A conversa com o presidente nacional do União de fato ocorreu. E teve tudo a ver com a próxima eleição da Mesa Diretora da Assembleia Legislativa do Espírito Santo (Ales), marcada para 3 de fevereiro.
Como já analisamos aqui, a definição do próximo presidente da Casa está muito nas mãos do governador, que tem ampla maioria em plenário e já declarou que apoiará um candidato. Os dois únicos que chegaram a se articular para obter o apoio de Casagrande são o próprio Marcelo, candidato declarado à reeleição, e o deputado Vandinho Leite (PSDB). Este, a princípio, era o preferido de Ricardo Ferraço.
Marcelo já havia consolidado favoritismo na disputa de bastidores. O atual presidente goza de ampla preferência entre os outros deputados. Mas, para sair a declaração de apoio de Casagrande, faltavam alguns ajustes e acertos que passam diretamente pela próxima eleição ao Governo do Estado, em 2026. É aí que entra o União.
Para bancar a reeleição de Marcelo na Assembleia, Casagrande, é claro, colocou um preço. A principal contrapartida esperada era a garantia de que Marcelo e o União Brasil estarão com ele e com Ricardo Ferraço no projeto “sucessão 2026”, apoiando seja Ricardo, seja quem for o candidato do grupo político liderado pelo governador no Espírito Santo.
Essa era a condição principal do governo na definição da presidência da Mesa: o próximo presidente da Assembleia, com mandato até janeiro de 2027, tem de estar firme e forte no projeto conduzido por Casagrande para a própria sucessão. Hoje, a principal aposta do governo é Ricardo Ferraço, como o próprio Casagrande admite, e o vice-governador já começa a trabalhar para se viabilizar.

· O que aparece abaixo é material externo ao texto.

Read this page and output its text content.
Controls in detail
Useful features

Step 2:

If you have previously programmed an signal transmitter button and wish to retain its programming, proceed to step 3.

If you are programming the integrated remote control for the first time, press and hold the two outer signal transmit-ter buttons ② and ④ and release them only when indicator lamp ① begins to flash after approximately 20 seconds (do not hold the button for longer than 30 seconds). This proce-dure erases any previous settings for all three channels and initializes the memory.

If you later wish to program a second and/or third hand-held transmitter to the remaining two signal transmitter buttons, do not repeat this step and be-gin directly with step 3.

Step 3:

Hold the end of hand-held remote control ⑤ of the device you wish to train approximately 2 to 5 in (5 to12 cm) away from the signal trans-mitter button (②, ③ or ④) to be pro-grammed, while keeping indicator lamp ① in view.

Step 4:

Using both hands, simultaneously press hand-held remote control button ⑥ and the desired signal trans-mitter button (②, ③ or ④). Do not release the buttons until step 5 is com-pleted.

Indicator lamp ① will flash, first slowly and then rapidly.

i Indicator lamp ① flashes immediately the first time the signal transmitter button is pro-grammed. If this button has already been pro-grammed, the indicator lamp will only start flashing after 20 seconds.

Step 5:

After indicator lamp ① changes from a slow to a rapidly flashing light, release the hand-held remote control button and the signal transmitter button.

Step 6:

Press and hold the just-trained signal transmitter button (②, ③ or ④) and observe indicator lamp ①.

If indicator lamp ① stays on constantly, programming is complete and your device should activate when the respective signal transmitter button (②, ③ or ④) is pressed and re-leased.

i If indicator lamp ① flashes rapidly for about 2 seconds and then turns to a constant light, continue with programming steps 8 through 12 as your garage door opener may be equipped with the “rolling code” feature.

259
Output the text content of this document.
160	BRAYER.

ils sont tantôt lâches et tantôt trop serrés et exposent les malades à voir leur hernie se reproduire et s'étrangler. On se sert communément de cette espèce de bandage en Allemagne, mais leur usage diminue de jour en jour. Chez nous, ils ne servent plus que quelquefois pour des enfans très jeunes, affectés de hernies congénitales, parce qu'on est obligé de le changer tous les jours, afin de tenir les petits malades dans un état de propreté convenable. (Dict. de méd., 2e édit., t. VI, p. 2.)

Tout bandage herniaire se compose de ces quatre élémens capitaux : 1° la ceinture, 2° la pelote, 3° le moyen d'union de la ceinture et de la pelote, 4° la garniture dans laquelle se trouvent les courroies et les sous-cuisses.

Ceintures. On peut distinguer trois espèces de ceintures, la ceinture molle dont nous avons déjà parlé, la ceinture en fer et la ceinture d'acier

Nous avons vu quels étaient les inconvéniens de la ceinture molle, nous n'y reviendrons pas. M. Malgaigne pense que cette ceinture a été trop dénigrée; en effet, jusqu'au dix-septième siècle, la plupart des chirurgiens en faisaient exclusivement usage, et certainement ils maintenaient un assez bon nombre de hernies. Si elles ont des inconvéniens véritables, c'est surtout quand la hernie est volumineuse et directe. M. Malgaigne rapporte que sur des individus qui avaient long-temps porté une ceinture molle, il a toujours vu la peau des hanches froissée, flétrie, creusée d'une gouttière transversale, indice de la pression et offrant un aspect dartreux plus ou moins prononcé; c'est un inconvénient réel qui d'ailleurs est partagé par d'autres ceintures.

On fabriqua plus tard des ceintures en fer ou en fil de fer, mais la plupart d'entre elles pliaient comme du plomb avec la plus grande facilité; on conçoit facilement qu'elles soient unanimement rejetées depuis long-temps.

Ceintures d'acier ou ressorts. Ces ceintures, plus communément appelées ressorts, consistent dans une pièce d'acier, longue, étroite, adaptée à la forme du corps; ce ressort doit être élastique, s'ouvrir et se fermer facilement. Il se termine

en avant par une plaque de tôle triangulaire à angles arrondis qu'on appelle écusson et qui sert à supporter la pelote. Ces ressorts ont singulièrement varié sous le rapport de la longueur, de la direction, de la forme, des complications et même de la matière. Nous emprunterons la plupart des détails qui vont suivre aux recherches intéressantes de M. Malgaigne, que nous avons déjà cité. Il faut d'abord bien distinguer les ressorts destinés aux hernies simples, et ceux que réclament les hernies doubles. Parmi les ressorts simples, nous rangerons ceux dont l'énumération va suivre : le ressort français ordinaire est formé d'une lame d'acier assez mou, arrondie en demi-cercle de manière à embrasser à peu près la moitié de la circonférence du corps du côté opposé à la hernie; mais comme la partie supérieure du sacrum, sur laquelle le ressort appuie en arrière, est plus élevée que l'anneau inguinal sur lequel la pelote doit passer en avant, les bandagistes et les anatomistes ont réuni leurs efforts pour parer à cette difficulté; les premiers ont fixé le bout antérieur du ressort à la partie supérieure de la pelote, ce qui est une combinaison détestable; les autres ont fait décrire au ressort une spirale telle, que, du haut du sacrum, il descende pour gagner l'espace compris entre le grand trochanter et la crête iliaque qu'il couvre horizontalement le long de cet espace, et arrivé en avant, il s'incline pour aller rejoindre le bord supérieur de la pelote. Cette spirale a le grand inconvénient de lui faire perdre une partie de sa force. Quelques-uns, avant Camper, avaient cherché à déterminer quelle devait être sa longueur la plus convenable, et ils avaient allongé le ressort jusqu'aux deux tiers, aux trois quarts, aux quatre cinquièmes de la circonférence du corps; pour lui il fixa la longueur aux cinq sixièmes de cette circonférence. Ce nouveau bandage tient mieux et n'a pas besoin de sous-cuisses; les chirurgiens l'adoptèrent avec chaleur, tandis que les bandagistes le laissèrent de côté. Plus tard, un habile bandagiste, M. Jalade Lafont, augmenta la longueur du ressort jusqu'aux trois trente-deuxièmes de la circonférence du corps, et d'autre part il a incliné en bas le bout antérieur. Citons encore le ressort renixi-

Em abril de 2026, Casagrande pretende renunciar para ser candidato a senador. Esse é o plano prioritário. Nesse caso, Ricardo assumirá o cargo de governador, tornando-se o “candidato natural” à sucessão. Do ponto de vista do Palácio Anchieta, quem estiver então sentado à presidência da Assembleia não pode criar complicações políticas nem representar nenhum risco para o governador Ricardo Ferraço. E o União, no Espírito Santo, precisa estar comprometido a ficar no palanque montado por Casagrande para a disputa majoritária.
Tudo somado, Casagrande e Ricardo não querem correr o risco de sofrerem um cavalo de pau, até lá, nem de Marcelo nem do União Brasil. Para darem sustentação à reeleição do presidente da Assembleia, eles precisavam ter essa certeza. Esse era o único detalhe que faltava para a formalização de apoio. Agora, a certeza veio.
Casagrande e Ricardo conseguiram o que queriam
Casagrande e Ricardo conseguiram o que queriam. Após a reunião com Rueda, o União Brasil anunciou apoio integral ao projeto eleitoral liderado por Casagrande em 2026 (foto acima). Não falta mais nada para o anúncio de apoio a Marcelo por parte do governador.
O próprio Marcelo Santos declarou:
Hoje, em Brasília, ao lado do governador Renato Casagrande e do vice Ricardo Ferraço, nos reunimos com Antônio de Rueda, presidente nacional do União Brasil. O encontro confirmou o apoio do nosso partido ao projeto político e administrativo liderado pela dupla Renato e Ricardo. Além disso, atendendo a um convite meu e do presidente nacional, o prefeito Euclério Sampaio retornará ao partido, assumindo um papel crucial na Executiva Estadual do ES.
A importância do União Brasil para Casagrande e Ricardo
No Espírito Santo, o União é presidido desde março de 2022 por Felipe Rigoni, reeleito presidente em convenção estadual realizada em abril de 2023. Ele tem mandato à frente da Executiva Estadual até 2027. Nos últimos dois anos, porém, o comando do União no Estado tem sido alvo de um imbróglio político e judicial. Em junho do ano passado, Marcelo entrou no União e tentou tomar a presidência de Rigoni, em articulação direta com Antônio de Rueda. O próprio Casagrande precisou intervir para manter o partido com Rigoni.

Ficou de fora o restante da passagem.